Grief counselors helping community cope with abduction and death of Jessica Ridgeway
5:33 PM, Oct 13, 2012
10:06 AM, Oct 14, 2012
WESTMINSTER, Colo. -
Grief counselors were on hand Thursday through Saturday for anyone in the community to talk to them about the death of 10 year old Jessica Ridgeway.
Counselors offered by Jefferson Center for Mental Health said a steady stream of people have stopped by since they opened. Director of Access and Emergency Services Tom Olbrich said it’s natural for people to feel a gamut of emotions.
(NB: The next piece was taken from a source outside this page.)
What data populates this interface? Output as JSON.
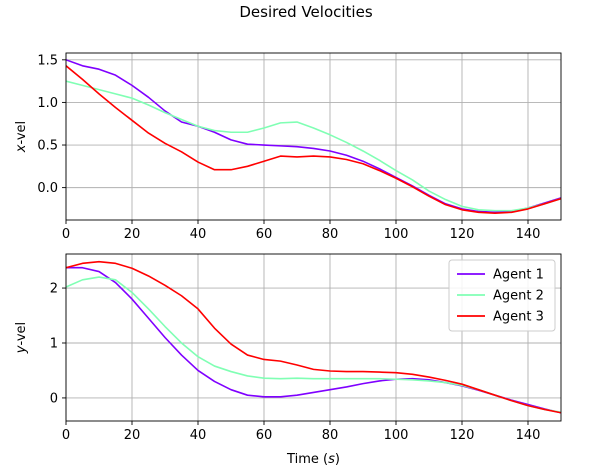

"Everyone is going to react differently at different times and it's going to be an emotional rollercoaster," said Olbrich. "Whatever people are feeling, whether fear, sadness, worrying, anger, it's OK."
As Westminster police and the FBI continue to ask the community to be vigilant, Olbrich said many people are feeling a sense of fear.
"I think one of the hardest things is that it leaves us all feeling kind of helpless. Fear can immobilize people, so I think it's important for people to empower themselves and take steps to ensure their own safety," Olbrich said.
He said parents need to talk to their children about what happened but don’t go into detail. He said reassurance of their safety is key.
"I think something as simple as a bad person hurt Jessica and we're all very sad, but we're safe and we're going to protect you so you don’t have to be scared," Olbrich said.